ACHTZEHNTES KAPITEL in dem die Reisenden von dem Scheinriesen Abschied nehmen und vor dem „Mund des Todes" nicht mehr weiterkönnen

Die Wüste war flach wie ein Nudelbrett und sah nach allen Seiten ganz gleich aus. Aber Herr Tur Tur war keinen Augenblick unsicher, in welcher Richtung sie fahren mußten. Und so dauerte es noch nicht einmal drei Stunden, da hatten sie schon die nördliche Grenze der Wüste „Das Ende der Welt" erreicht.

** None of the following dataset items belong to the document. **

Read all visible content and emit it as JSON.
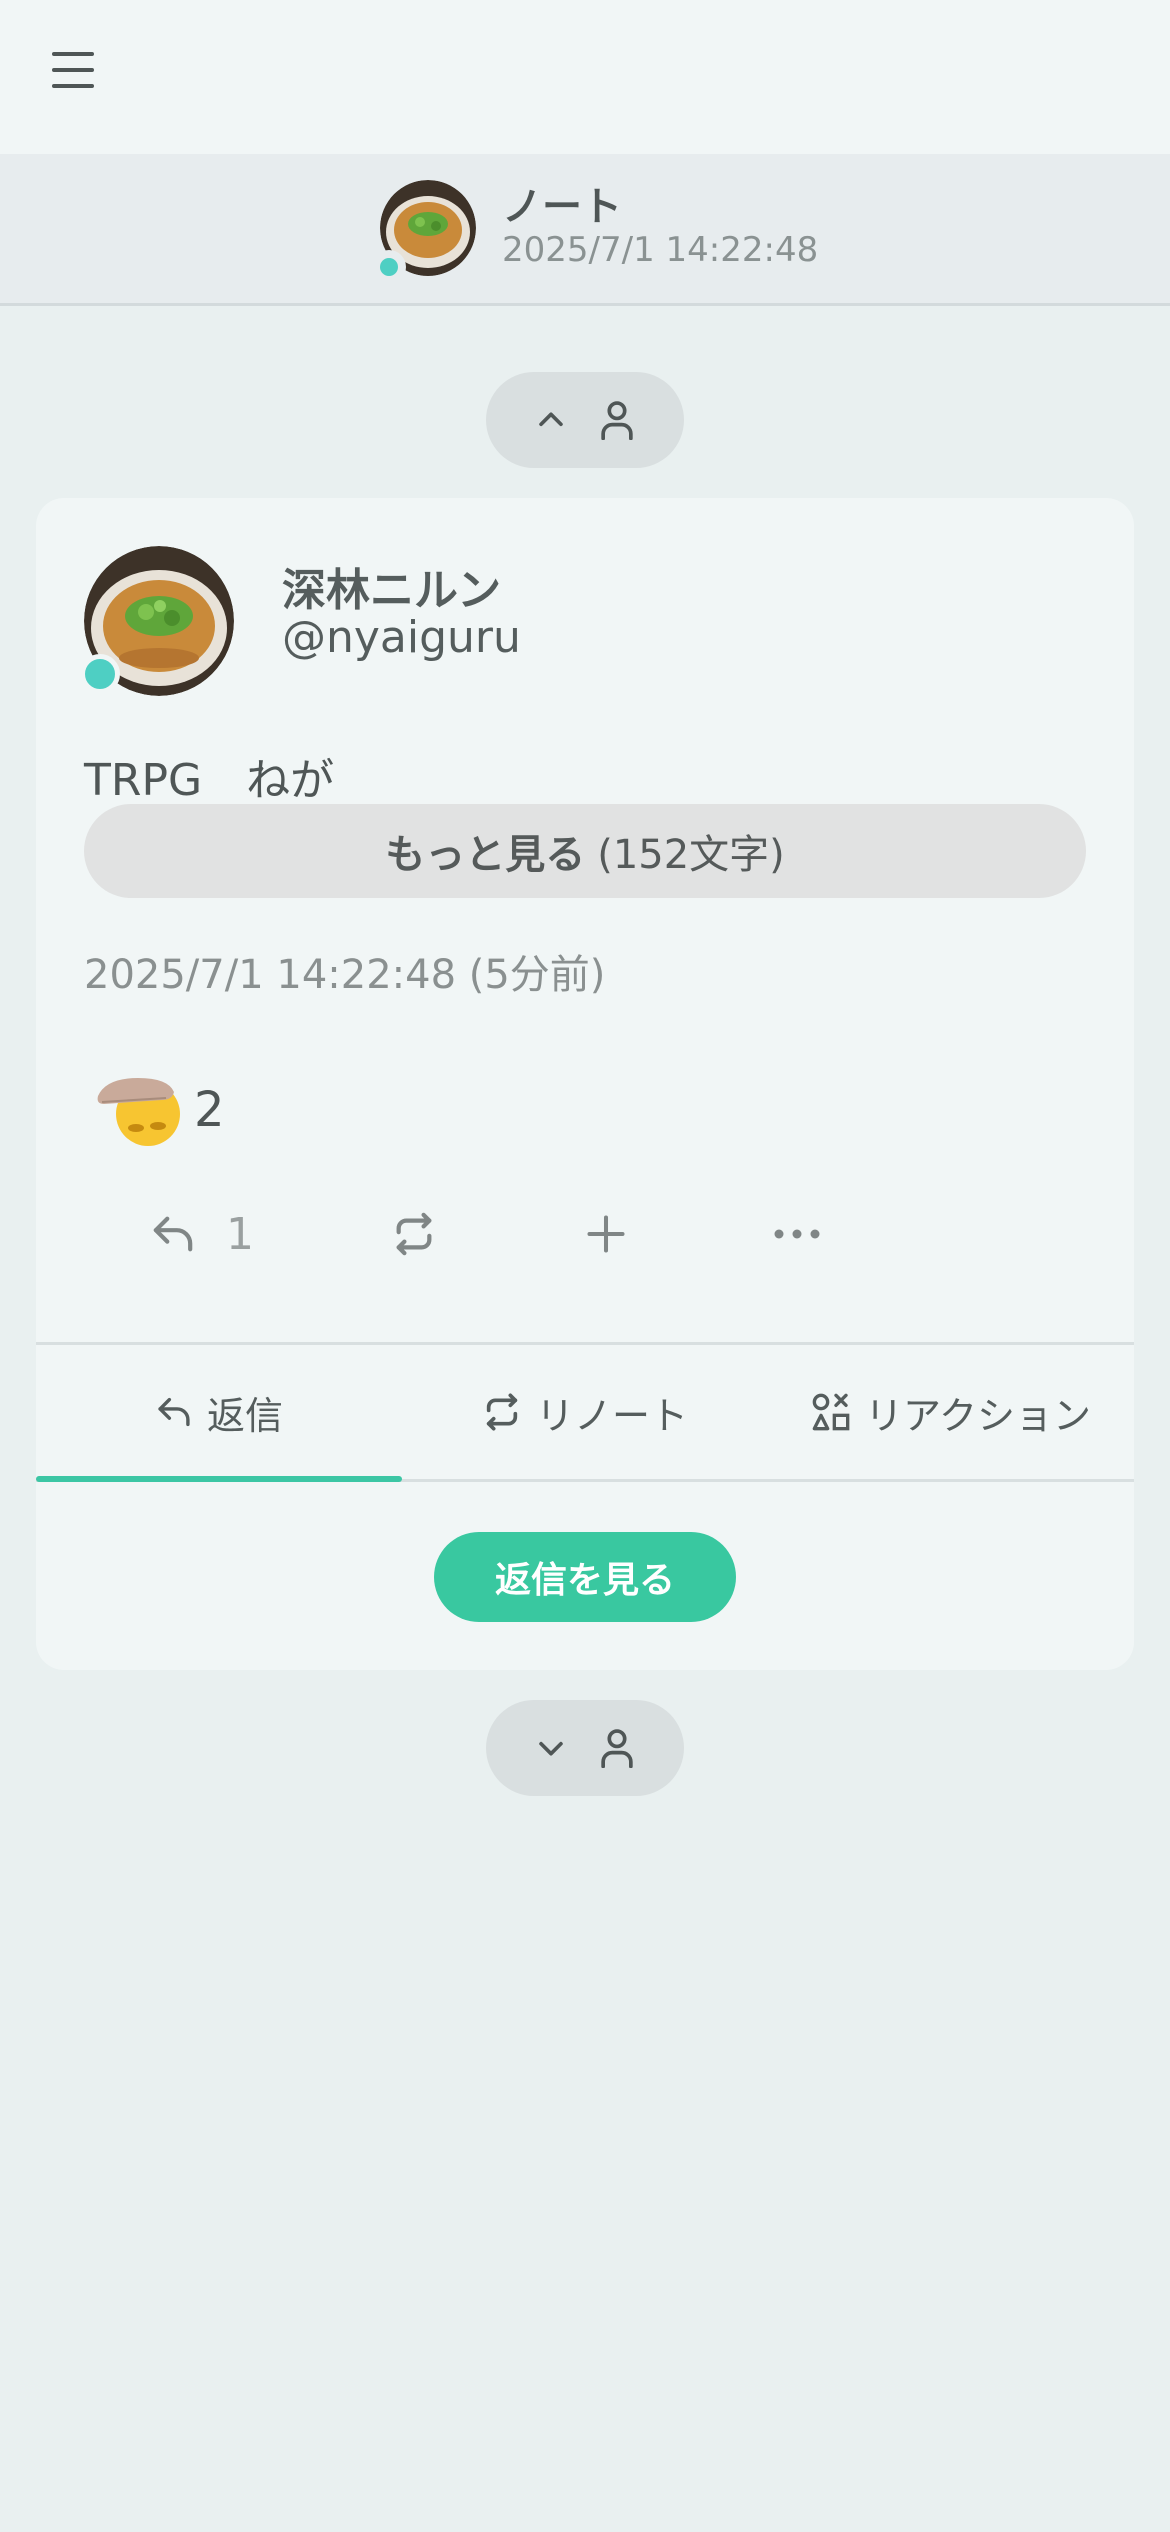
{
  "header": {
    "menu_icon": "hamburger-icon"
  },
  "page": {
    "title": "ノート",
    "timestamp": "2025/7/1 14:22:48"
  },
  "nav_prev": {
    "icons": [
      "chevron-up-icon",
      "user-icon"
    ]
  },
  "nav_next": {
    "icons": [
      "chevron-down-icon",
      "user-icon"
    ]
  },
  "note": {
    "user_name": "深林ニルン",
    "user_handle": "@nyaiguru",
    "text": "TRPG　ねが",
    "show_more_label": "もっと見る",
    "show_more_count": "(152文字)",
    "timestamp": "2025/7/1 14:22:48 (5分前)",
    "reaction": {
      "emoji": "hand-on-face-emoji",
      "count": "2"
    },
    "actions": {
      "reply_count": "1",
      "reply_icon": "reply-icon",
      "renote_icon": "renote-icon",
      "add_reaction_icon": "plus-icon",
      "more_icon": "ellipsis-icon"
    }
  },
  "tabs": [
    {
      "label": "返信",
      "icon": "reply-icon",
      "active": true
    },
    {
      "label": "リノート",
      "icon": "renote-icon",
      "active": false
    },
    {
      "label": "リアクション",
      "icon": "shapes-icon",
      "active": false
    }
  ],
  "view_replies_label": "返信を見る",
  "colors": {
    "accent": "#39c8a0",
    "online": "#4ecfc3",
    "background": "#e9f0f0"
  }
}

Die Landschaft lag im hellen Schein des Mondes, aber dort, wo der Rand der Wüste war, hörte plötzlich alles auf. Es war nichts mehr da, kein Boden, kein Himmel. Einfach gar nichts. Von weitem sah das aus wie eine riesige kohlpechrabenschwarze Finsternis, die vom Wüstensaum aufstieg bis in den Himmel hinein.

„Merkwürdig!" sagte Lukas. „Was ist denn das?"

„Das ist die Region der ‚Schwarzen Felsen'", erklärte Herr Tur Tur.

Sie fuhren ganz dicht bis dahin, wo das Dunkel begann. Lukas hielt Emma an, und sie stiegen aus.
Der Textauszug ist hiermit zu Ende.